We need to have proper overview and operations in place to be able to determine the current state of the system. Otherwise, due to it’s fast changing nature, we won’t be able to cope with that kind of system at all.
This brings me to my next and last suggestions, unified logging, monitoring, and alerting.
There needs to be one source of truth for logging and monitoring of all of your applications. Every piece of data that helps paint that picture needs to be fed into the same system, so you can correlate problems between parts of your infrastructure. In a system that changes constantly, the server that caused a problem might not even be around any more.
Logs are an extremely effective, but also an extremely underused tool to understand and monitor our infrastructure. Modern log services let us pump constant data about the status and operations of our infrastructure into a queryable service without us having to build any of that. Even the smallest team can get started easily. Those logs can then be used to build graphs in metrics systems to correlate errors or deep dive into past systems. Start thinking through a proper log strategy so you can follow all processes happening in your system, get constant data about the status of those systems and have the metadata necessary to fix things in the future. If you are looking for services to use for that, check out the blogpost I mentioned before.
While having the data is very important, making it accessible is at least as important. A while ago, we added a link to our admin tools for every build and deployment running on Codeship. That lets us view all system logs corresponding to that build. Thus, we can follow the build throughout our whole system, from the receiving hook on our web application, to our build infrastructure and updates sent back to our database.
All of this is one click away and it made us use our logs a lot more. Especially in times of problems, you want to be able to access all data very quickly and without any overhead. But even in non-critical situations this is incredibly helpful. So now that we’ve got all of this data available at our fingertips we want to make sure that, when crisis hits, the whole team discusses based on the same data so no miscommunication happens.

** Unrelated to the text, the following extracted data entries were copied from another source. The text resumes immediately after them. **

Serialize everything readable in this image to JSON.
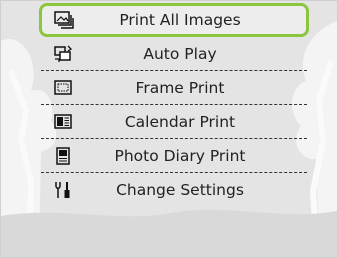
{
  "menu": {
    "items": [
      {
        "label": "Print All Images",
        "icon": "print-all-images-icon",
        "selected": true
      },
      {
        "label": "Auto Play",
        "icon": "auto-play-icon",
        "selected": false
      },
      {
        "label": "Frame Print",
        "icon": "frame-print-icon",
        "selected": false
      },
      {
        "label": "Calendar Print",
        "icon": "calendar-print-icon",
        "selected": false
      },
      {
        "label": "Photo Diary Print",
        "icon": "photo-diary-print-icon",
        "selected": false
      },
      {
        "label": "Change Settings",
        "icon": "change-settings-icon",
        "selected": false
      }
    ]
  },
  "colors": {
    "selection_border": "#8cc63f",
    "background": "#e6e6e6",
    "text": "#222222"
  }
}
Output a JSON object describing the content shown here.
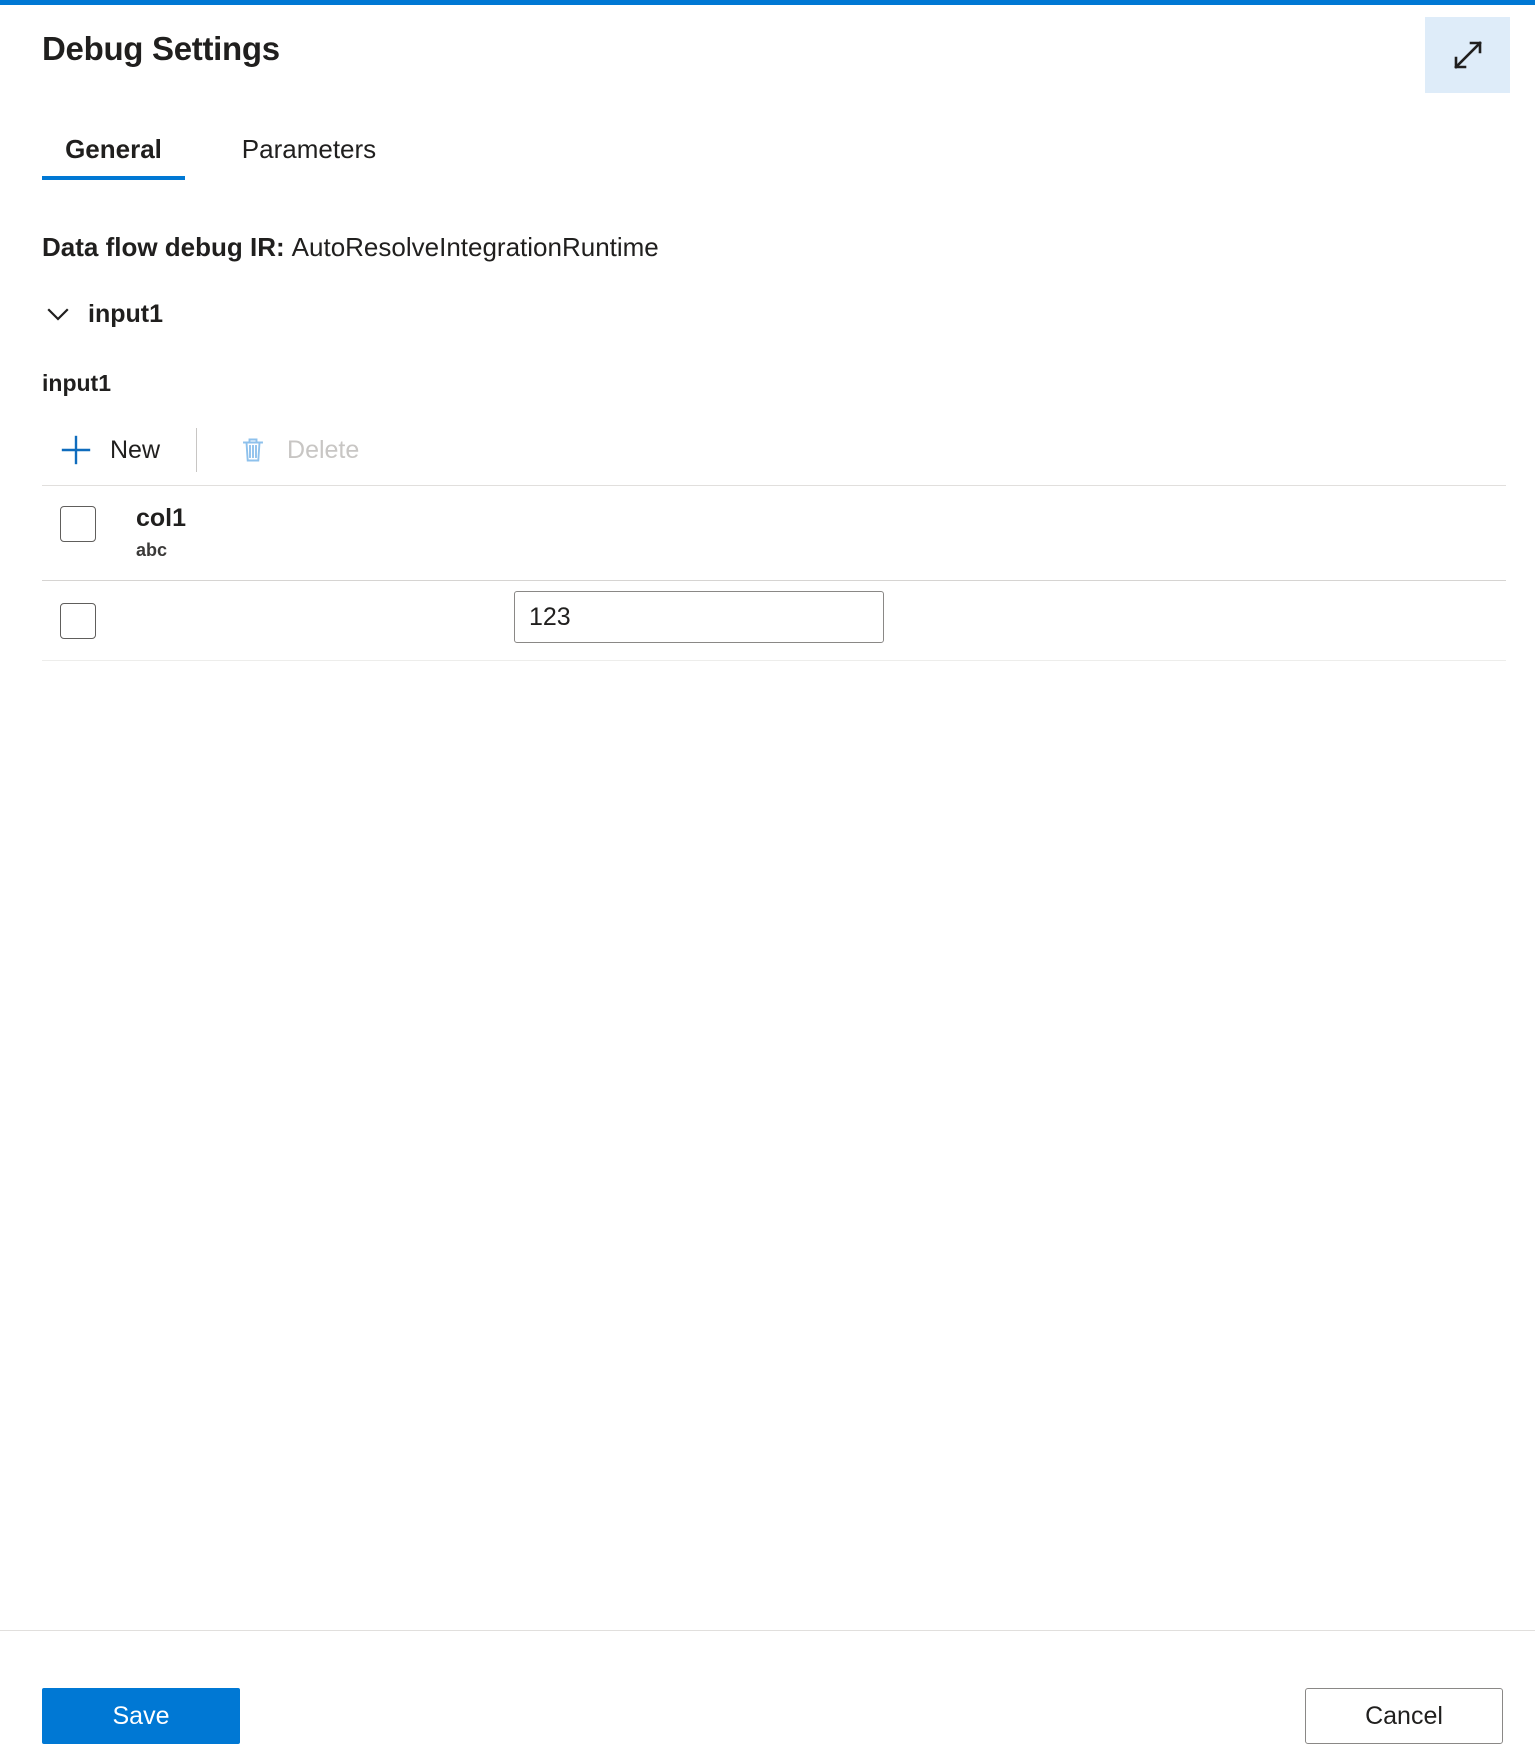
{
  "theme": {
    "accent": "#0078d4",
    "accent_light_bg": "#deecf9",
    "text": "#201f1e",
    "disabled_text": "#c8c6c4",
    "disabled_icon": "#8ec1ec",
    "border": "#8a8886",
    "row_border": "#e1dfdd"
  },
  "header": {
    "title": "Debug Settings",
    "expand_icon": "expand-diagonal-icon"
  },
  "tabs": [
    {
      "label": "General",
      "active": true
    },
    {
      "label": "Parameters",
      "active": false
    }
  ],
  "general": {
    "debug_ir_label": "Data flow debug IR:",
    "debug_ir_value": "AutoResolveIntegrationRuntime",
    "collapse": {
      "icon": "chevron-down-icon",
      "label": "input1",
      "expanded": true
    },
    "stream_name": "input1",
    "toolbar": {
      "new_label": "New",
      "new_icon": "plus-icon",
      "delete_label": "Delete",
      "delete_icon": "trash-icon",
      "delete_disabled": true
    },
    "table": {
      "columns": [
        {
          "name": "col1",
          "type": "abc"
        }
      ],
      "rows": [
        {
          "checked": false,
          "values": [
            "123"
          ]
        }
      ],
      "header_checked": false
    }
  },
  "footer": {
    "save_label": "Save",
    "cancel_label": "Cancel"
  }
}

We live in Slack so it’s only natural to pull this data into our Slack chat, leading to Chatops. We’re not even close to the first team doing this. It’s been incredibly helpful to move important system data even closer to the team, especially while fixing issues. Again, accessibility is the key to making sure your team can work without overhead in any situation. All of this naturally takes some time to implement, although existing services make it very easy and fast.
But not investing enough time into this will cost you tremendously. Not just in how slow you will be in determining and fixing problems, but also in how your customers see the stability of your service. Make sure you invest sufficient time early in setting up the right services so you are aware of what’s happening in your infrastructure.
And the great thing is that once you have all that wealth of data you start understanding problems in your infrastructure, can fix them, and also implement automated healing and scaling.
Giving customers a great experience shouldn’t be dependent on somebody sitting in front of a monitor all day. If we can make sure the system works and will get itself into a good state whenever problems happen, we’ve bought ourselves a lot of time to be really focused on building a product that gives a lot of value to our customers.
Five to apply
So to recap, the five suggestions:
- Use services
- Build to replace
- Let repositories drive infrastructure
- Build an immutable infrastructure
- Unify logging, monitoring, and alerting
All of those are in support of one higher goal: to focus on your code and product. Losing focus is an incredibly costly problem that many teams, but especially startups, face. Make sure you’re not one of them!